# Infographics Lie. Here’s How To Spot The B.S.

## Infographics are all over the place nowadays. How do you know which ones to trust? Follow these three easy steps to save yourself from getting duped.

We live in an age of Big: Big Computers, Big Data, and Big Lies.

Faced with an unprecedented torrent of information, data scientists have turned to the visual arts to make sense of big data. The result of this unlikely marriage–often called “data visualizations” or “infographics”–has repeatedly provided us with new and insightful perspectives on the world around us.

However, time and time again we have seen that data visualizations can easily be manipulated to lie. By misrepresenting, altering, or faking the data they visualize, data scientists can twist public opinion to their benefit and even profit at our expense.

We have a natural tendency to trust images more than text. As a result, we’re easily fooled by data visualizations. But fortunately, there are three easy steps we can follow to save ourselves from getting duped in the data deluge.

#### 1. Check the data presentation

The subtlest way a data visualization can fool you is by using visual cues to make data stand out that normally wouldn’t. Be on the lookout for these visual tricks.

Color cues
Color is one popular tool for making certain data stand out above the rest. When considering the map below, Kentucky and Utah (the darkest and the lightest) will most likely stand out to us first.

If this map were showing percentage of the population that smokes (dark = more, light = fewer), we may quickly conclude that Kentucky has a serious smoking problem.

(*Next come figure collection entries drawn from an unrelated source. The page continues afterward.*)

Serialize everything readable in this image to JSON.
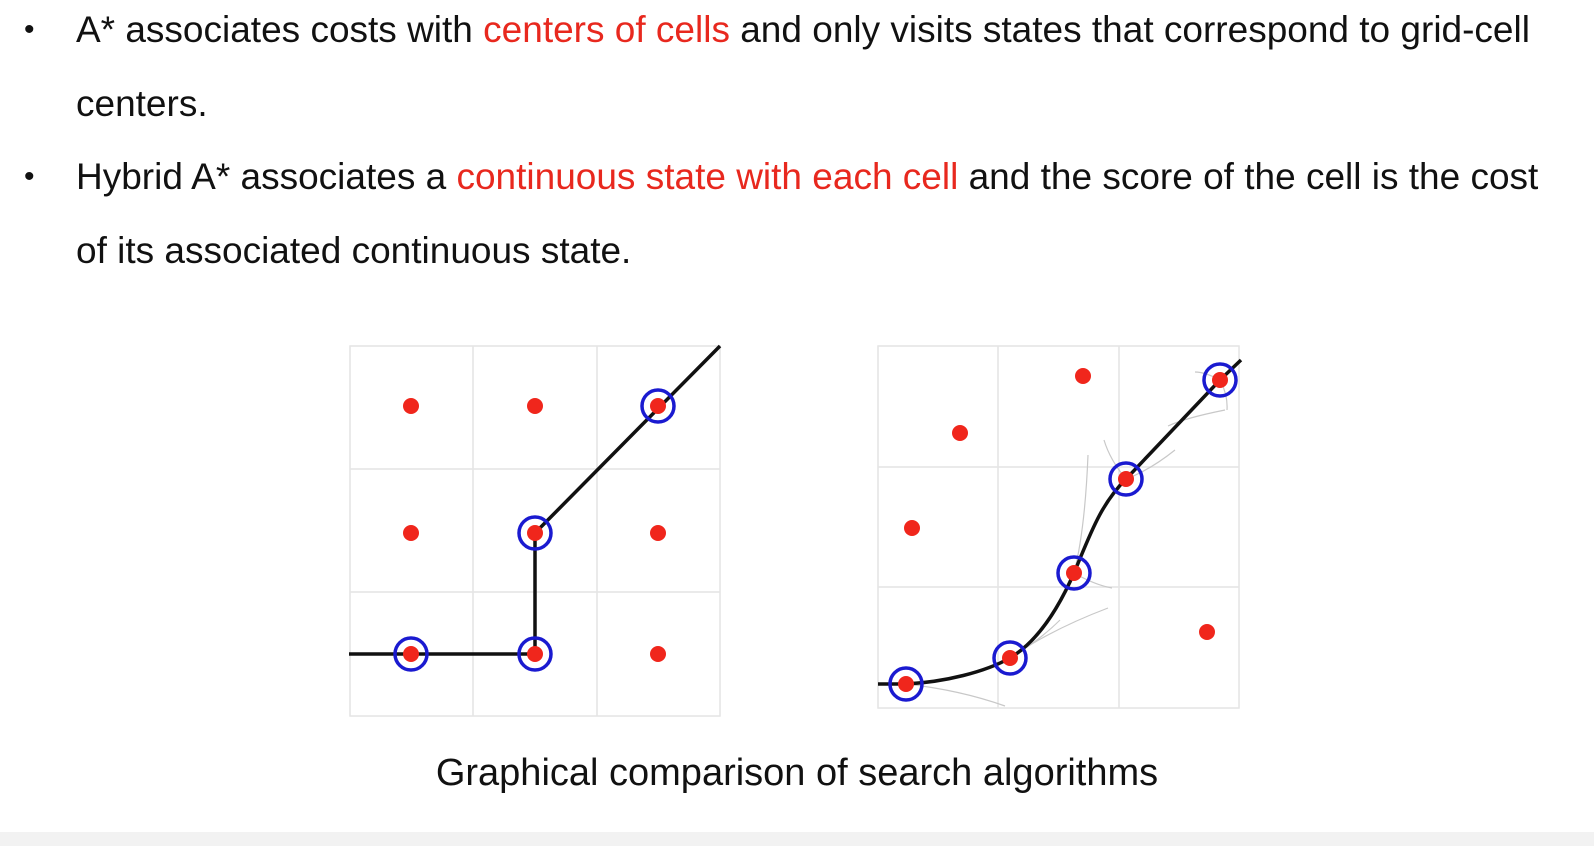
{
  "bullets": [
    {
      "marker": "•",
      "parts": [
        {
          "text": "A* associates costs with ",
          "highlight": false
        },
        {
          "text": "centers of cells",
          "highlight": true
        },
        {
          "text": " and only visits states that correspond to grid-cell centers.",
          "highlight": false
        }
      ]
    },
    {
      "marker": "•",
      "parts": [
        {
          "text": "Hybrid A* associates a ",
          "highlight": false
        },
        {
          "text": "continuous state with each cell",
          "highlight": true
        },
        {
          "text": " and the score of the cell is the cost of its associated continuous state.",
          "highlight": false
        }
      ]
    }
  ],
  "caption": "Graphical comparison of search algorithms",
  "colors": {
    "highlight": "#e8281e",
    "node_dot": "#f0261c",
    "visited_ring": "#1a1ad0",
    "path": "#111111",
    "grid": "#e4e4e4"
  }
}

But what if we looked at the raw numbers and saw that 27% of Kentuckians and 23% of Utahans smoke? Not so big of a difference after all.

Make sure to look at what the colors actually represent before drawing a conclusion from the visualization.

Structural cues
Structure is another popular tool for making data immediately stand out. In the bar charts below, we’re looking at the same data but with different y-axis ranges. Notice how such a simple structural change can make data look much more significant.

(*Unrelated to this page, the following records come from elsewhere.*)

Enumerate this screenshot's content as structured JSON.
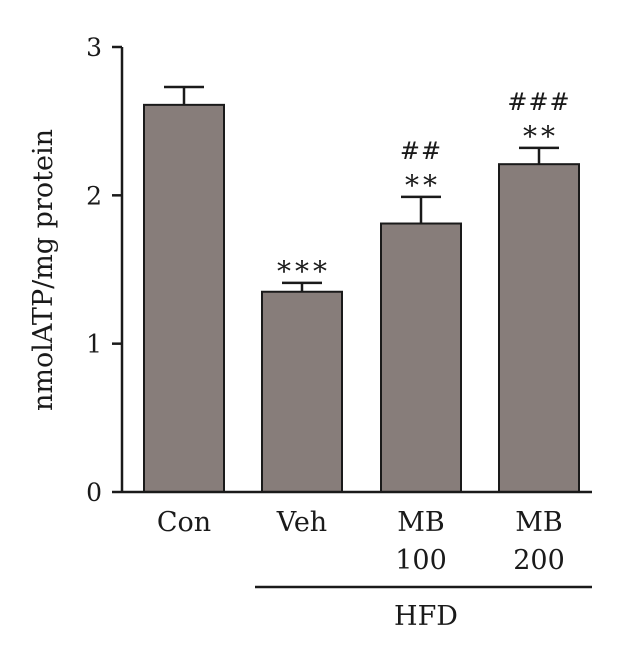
{
  "chart_data": {
    "type": "bar",
    "ylabel": "nmolATP/mg protein",
    "xlabel": "",
    "ylim": [
      0,
      3
    ],
    "yticks": [
      0,
      1,
      2,
      3
    ],
    "grid": false,
    "categories": [
      {
        "label_lines": [
          "Con"
        ]
      },
      {
        "label_lines": [
          "Veh"
        ]
      },
      {
        "label_lines": [
          "MB",
          "100"
        ]
      },
      {
        "label_lines": [
          "MB",
          "200"
        ]
      }
    ],
    "values": [
      2.61,
      1.35,
      1.81,
      2.21
    ],
    "errors": [
      0.12,
      0.06,
      0.18,
      0.11
    ],
    "significance": [
      {
        "hash": "",
        "stars": ""
      },
      {
        "hash": "",
        "stars": "***"
      },
      {
        "hash": "##",
        "stars": "**"
      },
      {
        "hash": "###",
        "stars": "**"
      }
    ],
    "group": {
      "label": "HFD",
      "from": 1,
      "to": 3
    },
    "bar_color": "#877d7a",
    "edge_color": "#1a1a1a"
  }
}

Is an increase of 15 fraudulent visualizations from last year really “skyrocketing”? Don’t let the structure of the visualization decide that for you. Always check the numbers that the visualization is representing.

#### 2. Check the data source

Not all data are created equal. Here’s how to sort out the good data from the bad.

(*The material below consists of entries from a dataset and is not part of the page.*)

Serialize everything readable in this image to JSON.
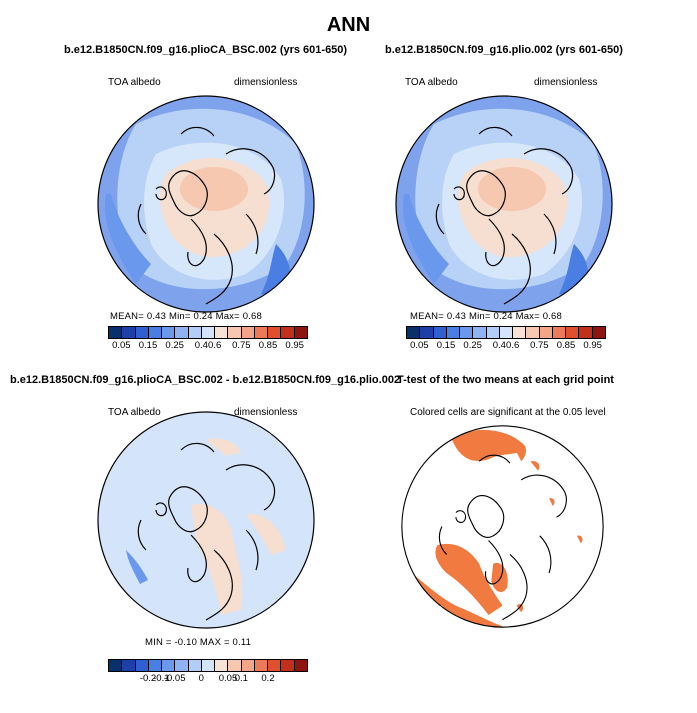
{
  "title": "ANN",
  "panels": [
    {
      "title": "b.e12.B1850CN.f09_g16.plioCA_BSC.002 (yrs 601-650)",
      "left_label": "TOA albedo",
      "right_label": "dimensionless",
      "stats": "MEAN=    0.43   Min=    0.24   Max=    0.68",
      "colorbar_ticks": [
        "0.05",
        "0.15",
        "0.25",
        "0.4",
        "0.6",
        "0.75",
        "0.85",
        "0.95"
      ]
    },
    {
      "title": "b.e12.B1850CN.f09_g16.plio.002 (yrs 601-650)",
      "left_label": "TOA albedo",
      "right_label": "dimensionless",
      "stats": "MEAN=    0.43   Min=    0.24   Max=    0.68",
      "colorbar_ticks": [
        "0.05",
        "0.15",
        "0.25",
        "0.4",
        "0.6",
        "0.75",
        "0.85",
        "0.95"
      ]
    },
    {
      "title": "b.e12.B1850CN.f09_g16.plioCA_BSC.002 - b.e12.B1850CN.f09_g16.plio.002",
      "left_label": "TOA albedo",
      "right_label": "dimensionless",
      "stats": "MIN  =    -0.10  MAX  =    0.11",
      "colorbar_ticks": [
        "-0.2",
        "-0.1",
        "-0.05",
        "0",
        "0.05",
        "0.1",
        "0.2"
      ]
    },
    {
      "title": "T-test of the two means at each grid point",
      "subtitle": "Colored cells are significant at the 0.05 level"
    }
  ],
  "colors": {
    "abs_scale": [
      "#08306b",
      "#1c3fa8",
      "#2f5fd0",
      "#4a7ee3",
      "#6a98ec",
      "#8fb3f2",
      "#b2cdf6",
      "#d4e4fb",
      "#f7e3d6",
      "#f6c8b0",
      "#f3a588",
      "#ec7a58",
      "#e0502e",
      "#c2301c",
      "#8e1410"
    ],
    "diff_scale": [
      "#08306b",
      "#1c3fa8",
      "#2f5fd0",
      "#4a7ee3",
      "#6a98ec",
      "#8fb3f2",
      "#b2cdf6",
      "#d4e4fb",
      "#f7e3d6",
      "#f6c8b0",
      "#f3a588",
      "#ec7a58",
      "#e0502e",
      "#c2301c",
      "#8e1410"
    ],
    "ttest": "#f07a40",
    "coast": "#000000"
  }
}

Make sure the data source is reliable
Data collected by an amateur is more error-prone than data collected by a professional scientist. Do a quick web search to see if the people who collected and organized the data have a good track record of collecting and distributing data.

Make sure the data source isn’t biased
A drug company may be inclined to present fake data showing that their latest drug is more effective than it really is, or a political organization may manipulate data to discredit their political opponents. Think twice when considering data provided by biased groups.

Generally, we can trust data provided by:
•Government organizations
•University research laboratories
•Nonpartisan organizations

And we should look more closely at data provided by:
•For-profit companies
•Partisan organizations

If the data source isn’t listed, take the data visualization with many grains of salt.

#### 3. Check the data alterations

Many data sets require a little bit of house cleaning before they can be visualized, but excessive curation can be a sign of misrepresented data. Every good data visualization will come with the blueprints describing how the data was manipulated from its raw form into the visualization you see. Give the blueprints a quick read and watch out for the following data alterations.

Excluded data
Ensure that the explanations for excluding that data are reasonable. Sometimes the “explanation” may be that the data inconveniently contrasted with the story the author wanted to tell.

Transformed data
Data transformation, the process of converting data from one format to another format, can complicate the relationships between data. It’s difficult to interpret a finding such as, “The log transform of a city’s productivity is related to the log transform of the city’s population.” See how that doesn’t make any sense to us in practical terms? That’s why transforming data can potentially be misleading. Be wary if several transformations have been applied to the data.

Statistics
Statistics are an often-abused tool in data science. “Fatal shark attacks have risen 100% this year” sounds like an alarming statistic until you realize that only one person was fatally attacked by a shark last year. Check the raw numbers when data visualizations present only the statistics.